The report also notes examples when EPA officials claimed conditions were safe when no scientific support was available.
New York's leaders responded with dismay.
Rep. Jerry Nadler, a Manhattan Democrat, called for a Justice Department investigation. "That the White House instructed EPA officials to downplay the health impact of the World Trade Center contaminants due to 'competing considerations' at the expense of the health and lives of New York City residents is an abomination," he said in a news release.
City Council member David Yassky, who has questioned the safety of Brooklyn and lower Manhattan air after Sept. 11, said he is "outraged that the White House manipulated the information that was communicated to the people of New York. I want an independent investigation to determine exactly who at the White House manipulated the information."

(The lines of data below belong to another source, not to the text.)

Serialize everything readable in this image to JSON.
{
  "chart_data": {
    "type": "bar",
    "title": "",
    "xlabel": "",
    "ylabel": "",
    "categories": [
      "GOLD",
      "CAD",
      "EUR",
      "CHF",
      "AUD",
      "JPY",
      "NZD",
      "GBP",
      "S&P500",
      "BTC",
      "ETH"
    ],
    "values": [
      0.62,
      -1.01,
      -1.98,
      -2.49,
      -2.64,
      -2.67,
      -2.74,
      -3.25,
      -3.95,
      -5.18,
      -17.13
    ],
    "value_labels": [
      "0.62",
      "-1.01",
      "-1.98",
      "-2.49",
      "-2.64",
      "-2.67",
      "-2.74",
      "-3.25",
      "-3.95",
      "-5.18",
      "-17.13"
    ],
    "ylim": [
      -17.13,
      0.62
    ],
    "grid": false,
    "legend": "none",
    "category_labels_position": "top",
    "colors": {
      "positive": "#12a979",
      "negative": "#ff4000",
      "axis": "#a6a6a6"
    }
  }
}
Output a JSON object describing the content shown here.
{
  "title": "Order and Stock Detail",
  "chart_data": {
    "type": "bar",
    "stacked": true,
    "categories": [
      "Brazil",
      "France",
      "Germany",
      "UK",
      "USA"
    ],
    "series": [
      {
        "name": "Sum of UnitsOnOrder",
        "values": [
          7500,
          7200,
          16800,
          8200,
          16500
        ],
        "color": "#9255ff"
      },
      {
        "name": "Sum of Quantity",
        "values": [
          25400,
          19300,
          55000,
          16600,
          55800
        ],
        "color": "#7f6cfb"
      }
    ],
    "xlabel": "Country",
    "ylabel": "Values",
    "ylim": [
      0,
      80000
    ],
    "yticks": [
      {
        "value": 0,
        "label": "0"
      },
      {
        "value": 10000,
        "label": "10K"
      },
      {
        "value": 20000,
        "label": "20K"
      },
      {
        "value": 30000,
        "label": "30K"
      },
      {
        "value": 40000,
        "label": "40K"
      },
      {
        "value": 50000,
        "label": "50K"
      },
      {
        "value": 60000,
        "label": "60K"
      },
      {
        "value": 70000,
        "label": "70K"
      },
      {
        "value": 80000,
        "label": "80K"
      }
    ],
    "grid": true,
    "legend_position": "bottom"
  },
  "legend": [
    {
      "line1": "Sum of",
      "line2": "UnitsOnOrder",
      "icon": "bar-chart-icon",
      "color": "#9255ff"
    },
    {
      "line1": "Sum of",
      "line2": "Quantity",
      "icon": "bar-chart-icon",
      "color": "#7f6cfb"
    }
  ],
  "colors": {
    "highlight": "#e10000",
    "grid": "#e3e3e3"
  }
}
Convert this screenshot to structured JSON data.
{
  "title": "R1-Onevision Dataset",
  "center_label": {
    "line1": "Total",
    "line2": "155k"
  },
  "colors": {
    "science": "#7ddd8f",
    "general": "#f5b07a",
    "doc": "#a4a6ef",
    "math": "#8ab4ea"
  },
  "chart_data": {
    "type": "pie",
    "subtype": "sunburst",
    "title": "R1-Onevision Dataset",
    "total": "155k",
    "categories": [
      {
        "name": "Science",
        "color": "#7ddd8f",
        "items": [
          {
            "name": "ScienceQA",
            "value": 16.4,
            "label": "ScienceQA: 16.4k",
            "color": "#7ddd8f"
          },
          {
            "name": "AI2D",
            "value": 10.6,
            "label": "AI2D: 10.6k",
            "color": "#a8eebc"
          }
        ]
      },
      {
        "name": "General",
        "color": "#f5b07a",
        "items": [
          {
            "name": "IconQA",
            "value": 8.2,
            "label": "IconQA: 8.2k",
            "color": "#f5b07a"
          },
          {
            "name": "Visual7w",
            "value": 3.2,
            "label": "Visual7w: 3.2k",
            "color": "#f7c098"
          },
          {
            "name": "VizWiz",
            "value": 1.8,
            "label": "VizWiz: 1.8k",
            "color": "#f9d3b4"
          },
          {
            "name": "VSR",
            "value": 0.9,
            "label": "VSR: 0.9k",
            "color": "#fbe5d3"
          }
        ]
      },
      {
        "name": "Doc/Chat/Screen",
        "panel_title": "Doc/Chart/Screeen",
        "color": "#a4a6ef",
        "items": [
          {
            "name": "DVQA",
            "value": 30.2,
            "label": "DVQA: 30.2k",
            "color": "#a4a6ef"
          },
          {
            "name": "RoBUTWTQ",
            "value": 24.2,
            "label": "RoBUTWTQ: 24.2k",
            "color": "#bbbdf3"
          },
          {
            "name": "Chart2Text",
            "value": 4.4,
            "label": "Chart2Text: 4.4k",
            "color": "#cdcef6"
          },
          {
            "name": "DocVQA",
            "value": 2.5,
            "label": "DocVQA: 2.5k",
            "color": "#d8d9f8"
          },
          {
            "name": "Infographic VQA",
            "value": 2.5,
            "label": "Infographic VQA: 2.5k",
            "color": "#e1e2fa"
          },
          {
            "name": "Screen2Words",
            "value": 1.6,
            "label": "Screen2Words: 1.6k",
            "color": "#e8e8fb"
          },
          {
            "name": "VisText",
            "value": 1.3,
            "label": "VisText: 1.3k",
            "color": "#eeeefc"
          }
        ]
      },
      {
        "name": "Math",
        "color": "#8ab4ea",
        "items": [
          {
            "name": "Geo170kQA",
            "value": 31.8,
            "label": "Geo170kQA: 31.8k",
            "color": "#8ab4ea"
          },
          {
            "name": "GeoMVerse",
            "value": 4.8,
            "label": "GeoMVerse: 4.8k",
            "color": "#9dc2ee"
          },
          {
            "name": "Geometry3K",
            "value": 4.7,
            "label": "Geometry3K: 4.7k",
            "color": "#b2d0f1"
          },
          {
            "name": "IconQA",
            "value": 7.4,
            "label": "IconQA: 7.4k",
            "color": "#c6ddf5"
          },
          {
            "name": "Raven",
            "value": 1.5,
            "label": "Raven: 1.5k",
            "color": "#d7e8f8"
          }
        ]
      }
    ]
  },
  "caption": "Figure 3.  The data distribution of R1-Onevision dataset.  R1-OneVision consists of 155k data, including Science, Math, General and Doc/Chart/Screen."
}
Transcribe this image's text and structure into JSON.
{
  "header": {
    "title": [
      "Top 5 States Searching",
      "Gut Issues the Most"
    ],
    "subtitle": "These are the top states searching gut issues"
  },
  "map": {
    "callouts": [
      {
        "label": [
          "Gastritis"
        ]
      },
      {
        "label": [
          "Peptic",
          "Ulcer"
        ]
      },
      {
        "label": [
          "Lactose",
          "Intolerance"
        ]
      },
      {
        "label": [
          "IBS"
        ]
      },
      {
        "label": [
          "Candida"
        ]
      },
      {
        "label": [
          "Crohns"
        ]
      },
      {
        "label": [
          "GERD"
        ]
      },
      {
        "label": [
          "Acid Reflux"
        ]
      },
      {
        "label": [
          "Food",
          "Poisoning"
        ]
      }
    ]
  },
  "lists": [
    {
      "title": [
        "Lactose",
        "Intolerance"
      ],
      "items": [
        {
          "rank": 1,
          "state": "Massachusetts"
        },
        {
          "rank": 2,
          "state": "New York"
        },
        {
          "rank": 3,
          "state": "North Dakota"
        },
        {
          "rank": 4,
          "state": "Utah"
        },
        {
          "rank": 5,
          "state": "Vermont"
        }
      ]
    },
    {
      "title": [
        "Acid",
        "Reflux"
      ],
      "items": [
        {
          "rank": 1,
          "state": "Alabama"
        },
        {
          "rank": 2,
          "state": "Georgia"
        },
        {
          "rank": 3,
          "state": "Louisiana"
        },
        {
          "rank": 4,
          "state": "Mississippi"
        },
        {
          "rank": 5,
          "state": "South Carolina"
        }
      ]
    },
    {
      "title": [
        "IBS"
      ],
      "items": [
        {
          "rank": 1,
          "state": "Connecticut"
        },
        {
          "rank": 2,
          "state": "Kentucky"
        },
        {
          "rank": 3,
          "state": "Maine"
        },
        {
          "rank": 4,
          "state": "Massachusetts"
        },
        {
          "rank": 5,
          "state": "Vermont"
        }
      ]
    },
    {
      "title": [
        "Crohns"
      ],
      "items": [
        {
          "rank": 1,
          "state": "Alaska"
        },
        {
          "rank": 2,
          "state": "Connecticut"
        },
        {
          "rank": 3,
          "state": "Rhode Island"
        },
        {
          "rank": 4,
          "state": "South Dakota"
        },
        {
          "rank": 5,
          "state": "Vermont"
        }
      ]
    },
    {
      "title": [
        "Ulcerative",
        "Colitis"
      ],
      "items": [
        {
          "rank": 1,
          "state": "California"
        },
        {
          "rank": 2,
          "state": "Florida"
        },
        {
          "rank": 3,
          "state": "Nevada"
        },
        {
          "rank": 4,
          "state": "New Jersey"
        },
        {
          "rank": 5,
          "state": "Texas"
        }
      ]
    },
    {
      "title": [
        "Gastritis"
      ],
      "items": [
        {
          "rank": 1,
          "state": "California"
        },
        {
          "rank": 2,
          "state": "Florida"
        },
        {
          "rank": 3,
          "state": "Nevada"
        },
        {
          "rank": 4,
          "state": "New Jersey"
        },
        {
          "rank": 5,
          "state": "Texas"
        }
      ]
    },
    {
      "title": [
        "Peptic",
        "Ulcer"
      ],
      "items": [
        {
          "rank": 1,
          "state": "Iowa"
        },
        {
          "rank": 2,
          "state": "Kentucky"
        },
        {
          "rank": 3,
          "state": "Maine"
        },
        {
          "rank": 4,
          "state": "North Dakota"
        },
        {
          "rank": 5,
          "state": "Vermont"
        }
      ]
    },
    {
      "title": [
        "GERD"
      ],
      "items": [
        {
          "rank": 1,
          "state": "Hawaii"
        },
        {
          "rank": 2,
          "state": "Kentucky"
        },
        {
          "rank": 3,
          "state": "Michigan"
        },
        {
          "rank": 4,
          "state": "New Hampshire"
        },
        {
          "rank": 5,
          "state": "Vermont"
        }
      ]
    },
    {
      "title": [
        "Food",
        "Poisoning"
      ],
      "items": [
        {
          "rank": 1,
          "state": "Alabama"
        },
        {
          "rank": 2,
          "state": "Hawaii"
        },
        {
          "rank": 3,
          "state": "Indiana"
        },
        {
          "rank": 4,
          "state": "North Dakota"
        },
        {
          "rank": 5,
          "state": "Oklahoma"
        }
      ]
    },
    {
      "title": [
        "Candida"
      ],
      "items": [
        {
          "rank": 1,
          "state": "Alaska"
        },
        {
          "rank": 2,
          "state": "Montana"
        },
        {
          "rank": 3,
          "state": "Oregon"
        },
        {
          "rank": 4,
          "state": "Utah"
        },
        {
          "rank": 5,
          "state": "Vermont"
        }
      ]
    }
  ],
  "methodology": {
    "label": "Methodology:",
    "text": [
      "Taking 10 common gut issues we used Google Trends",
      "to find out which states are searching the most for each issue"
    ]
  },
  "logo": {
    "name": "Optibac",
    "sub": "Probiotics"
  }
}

Sen. Charles Schumer, D-N.Y., said it was "understandable that in the midst of a crisis the White House did not want the EPA to sound alarmist."
But he warned, "If the public loses faith that things are safe when the government says so, we'll have done more damage than a pointed statement the week after 9-11 would have."
President Bush's senior environmental adviser yesterday defended the White House involvement, saying it was justified by national security.
"We were trying to quickly get out the best information we could so that people didn't overreact and also so people didn't under-react," said James Connaughton, chairman of the White House Council on Environmental Quality, which coordinates the administration's environmental policy.
Acting EPA administrator Marianne Horikno, who sat in on EPA meetings with the White House after the attack, said the White House had played a coordinating role, assembling information from federal agencies. "It was a role someone had to play," she said. "There was a potential for a Tower of Babel, and we needed to speak with one voice."
The NSC played the key role, filtering data on Ground Zero air and water, Horikno said, and "I think that the thinking was these are experts in WMD (weapons of mass destruction), so they should have the coordinating role." EPA's focus, she said, was on gathering data and making it public as rapidly as possible.
"Under unbelievably trying conditions, EPA did the best that it could," she said.
But the inspector general's report found the effort lacked credibility. One example cited: EPA's statements concluded as early as Sept. 12 that the plume of debris that shot into the air over lower Manhattan and blew over the East River into Brooklyn posed no significant health hazard. But there is no precedent for inhalation of such a concoction of pulverized glass and concrete and no scientific basis for determining how it would react chemically with pollutants such as PCBs, dioxins, asbestos, lead, cadmium and other substances in WTC dust samples.
"We never had a situation where we have an asbestos snowstorm before, or an alkaline snowstorm," Horikno said. "There's always another study you could do. There's always unknowns, uncertainty."
"I said at the time that they were premature in declaring the air safe," George Thurston, associate professor of environmental medicine at New York University Medical School, said yesterday. "I think most scientists said, 'Based on the information we have, we don't see problems. But we don't know everything yet.'
"This whole thing of saying the air was safe to breathe and the water safe to drink — there was no basis to say that."
Dr. Paul Lioy of Rutgers University, who conducted some air-quality studies around Ground Zero and warned that the alkali mixture posed unknown threats to health, recalled that in the immediate aftermath of the attacks, air quality was not on people's minds. "The issue then was how many people were dead — were there still 15,000 people under the rubble?"
Air sampling for asbestos and lead began near Ground Zero on Sept. 11. It was several days before testing for other particulates was under way.
The Los Angeles Times provided White House comment for this report.